Prof. Khan pointed out that making marginalised communities digitally literate was a problem. Media literacy among these communities could not gained ground because of non-availability of internet services round the clock. Thus, digital accessibility for marginalised sections continued to be a problem. Under such circumstances, the question arose if these sections could provide smartphones to their children. It also raised the question if the accessibility of this technology would increase in view of the 27 percent people living below the poverty line and earning a paltry sum of Rs. 75/- per day. According to a World Bank report, about 15 crore people were spending less than Rs. 15 a day. He noted that social media was a luxury today as digitalization was linked to income. Competition in digitalization would grow with the growth of income. Referring to the role of social media, he said that it aimed at making human life better. Social media played a significant role in the health sector during the last one and a half year. It yielded better results. He said that it was social media that strengthened the foundation of the government of Egypt during the Arab Spring.

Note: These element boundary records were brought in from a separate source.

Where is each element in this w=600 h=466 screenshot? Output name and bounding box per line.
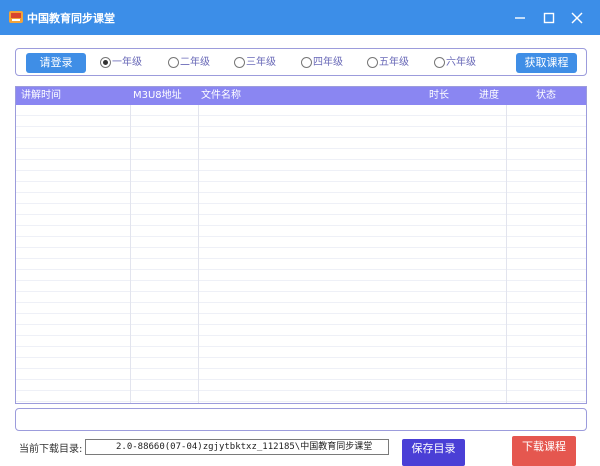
grade-toolbar: 请登录 一年级 二年级 三年级 四年级 五年级 六年级 获取课程: [15, 48, 587, 76]
get-courses-button[interactable]: 获取课程: [516, 53, 577, 73]
maximize-icon: [543, 12, 555, 24]
table-header: 讲解时间 M3U8地址 文件名称 时长 进度 状态: [16, 87, 586, 105]
close-button[interactable]: [567, 8, 587, 28]
column-header-filename[interactable]: 文件名称: [201, 87, 241, 105]
grade-radio-label: 三年级: [246, 57, 276, 68]
course-table[interactable]: 讲解时间 M3U8地址 文件名称 时长 进度 状态: [15, 86, 587, 404]
grade-radio-label: 六年级: [446, 57, 476, 68]
grade-radio-label: 五年级: [379, 57, 409, 68]
maximize-button[interactable]: [539, 8, 559, 28]
grade-radio-label: 四年级: [313, 57, 343, 68]
column-header-status[interactable]: 状态: [536, 87, 556, 105]
column-header-duration[interactable]: 时长: [429, 87, 449, 105]
column-divider: [130, 105, 131, 403]
table-body[interactable]: [16, 105, 586, 403]
column-divider: [198, 105, 199, 403]
grade-radio-label: 一年级: [112, 57, 142, 68]
window-title: 中国教育同步课堂: [27, 12, 115, 25]
app-logo-icon: [9, 11, 23, 23]
login-button[interactable]: 请登录: [26, 53, 86, 73]
column-header-m3u8[interactable]: M3U8地址: [133, 87, 182, 105]
minimize-button[interactable]: [510, 8, 530, 28]
radio-unchecked-icon[interactable]: [301, 57, 312, 68]
minimize-icon: [515, 17, 525, 19]
download-courses-button[interactable]: 下载课程: [512, 436, 576, 466]
column-header-time[interactable]: 讲解时间: [21, 87, 61, 105]
radio-unchecked-icon[interactable]: [434, 57, 445, 68]
column-divider: [506, 105, 507, 403]
close-icon: [571, 12, 583, 24]
download-dir-field[interactable]: 2.0-88660(07-04)zgjytbktxz_112185\中国教育同步…: [85, 439, 389, 455]
column-header-progress[interactable]: 进度: [479, 87, 499, 105]
radio-unchecked-icon[interactable]: [367, 57, 378, 68]
title-bar[interactable]: 中国教育同步课堂: [0, 0, 600, 35]
save-dir-button[interactable]: 保存目录: [402, 439, 465, 466]
radio-unchecked-icon[interactable]: [168, 57, 179, 68]
status-panel: [15, 408, 587, 431]
grade-radio-label: 二年级: [180, 57, 210, 68]
radio-checked-icon[interactable]: [100, 57, 111, 68]
radio-unchecked-icon[interactable]: [234, 57, 245, 68]
download-dir-label: 当前下载目录:: [19, 444, 83, 455]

Prof. Khan remarked that out of 24 hours, social media was used for 2.50 hours. The digital divide also leads to the social divide. Thus, the need of the hour is to ensure that this media is used for purposeful objectives, he said. Emphasising the need for equipping children with the digital device, he said that this would bridge the existing gap. This technology was as important as food. He opined that the importance of a community was not determined by its population but their presence on social media platforms. Majority of social media users were youngsters and the answer to hate campaign could never be hate. The answer, he said, should be based on facts and figures. He called upon the community to become digitally savvy. Similarly, the digital divide should be narrowed or else marginalised sections would lag behind others. He said the Muslim community needed to correct its negative image. This was a big challenge before the community. Owing to some regulatory bodies put in place by the government, hate campaign against Muslims had been put under check to some extent. This improved certain things as service providers had been regulated by the means of digital censorship, he noted.

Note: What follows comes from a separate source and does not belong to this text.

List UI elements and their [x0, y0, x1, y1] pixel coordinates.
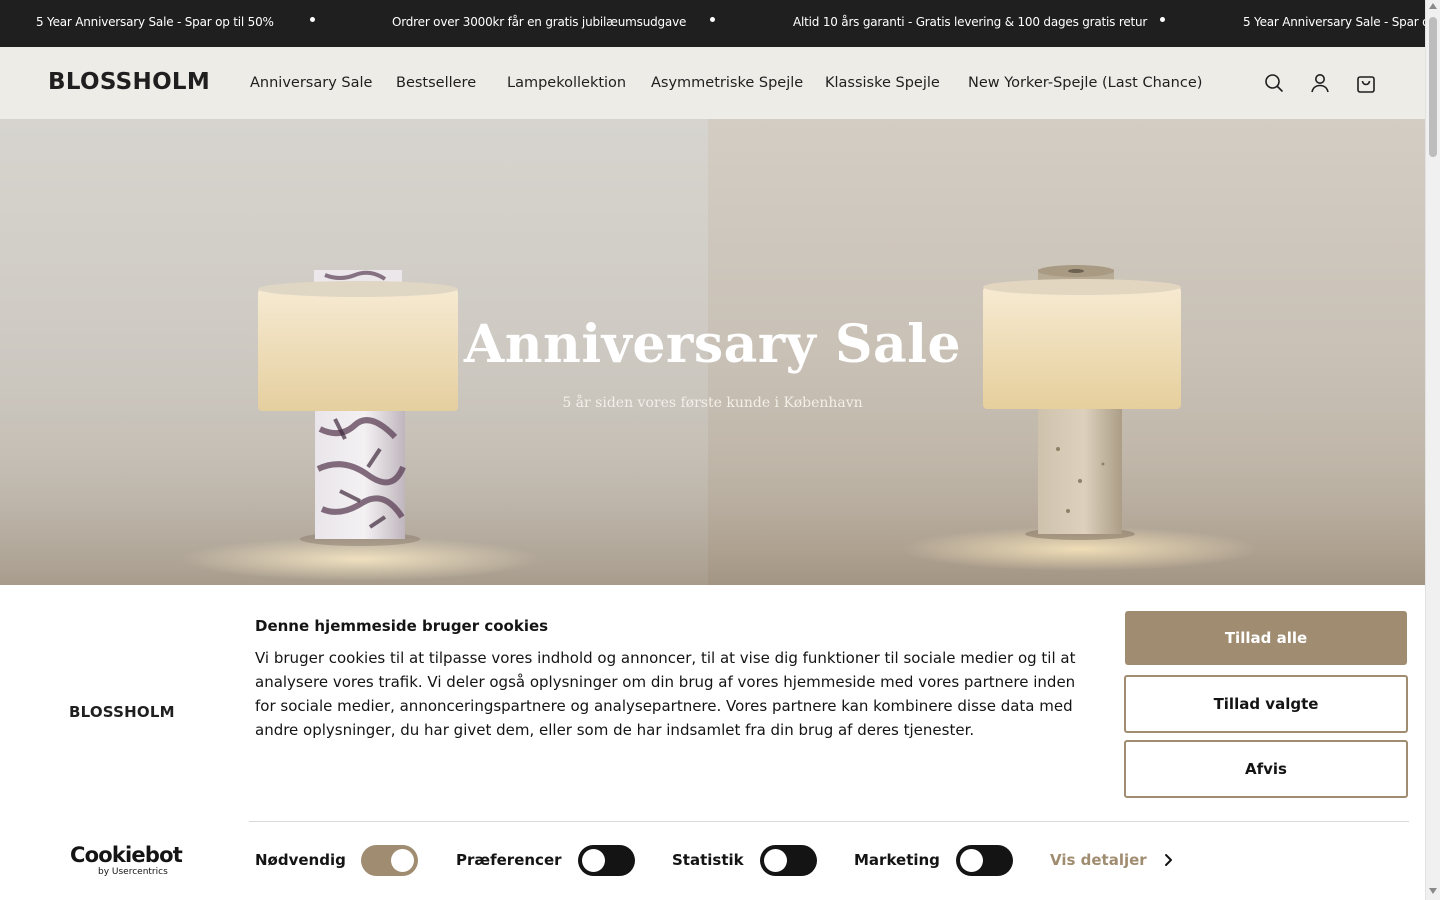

Prof. Khan observed that social media platforms were facing a big challenge and if corrective measures were not taken, it could prove to be counter-productive. In order to strike a proper balance, marginalised communities should optimally make use of social media. He said that the reach of the social media could be gauged from the fact that as many as 16 crore users viewed the so-called ‘Corona Jihad’. But, that was the one-sided story. Things would have been different had Muslim religious leaders, social activists and the community’s voluntary organisations set the record straight. In the same way, marginalised communities groups could post factual context on social media platforms. He concluded by saying that the social media was an effective platform for the marginalised sections to share their views and help reduce the digital divide.

The lecture ended with a vote of thanks proposed by Abdul Bari Masud.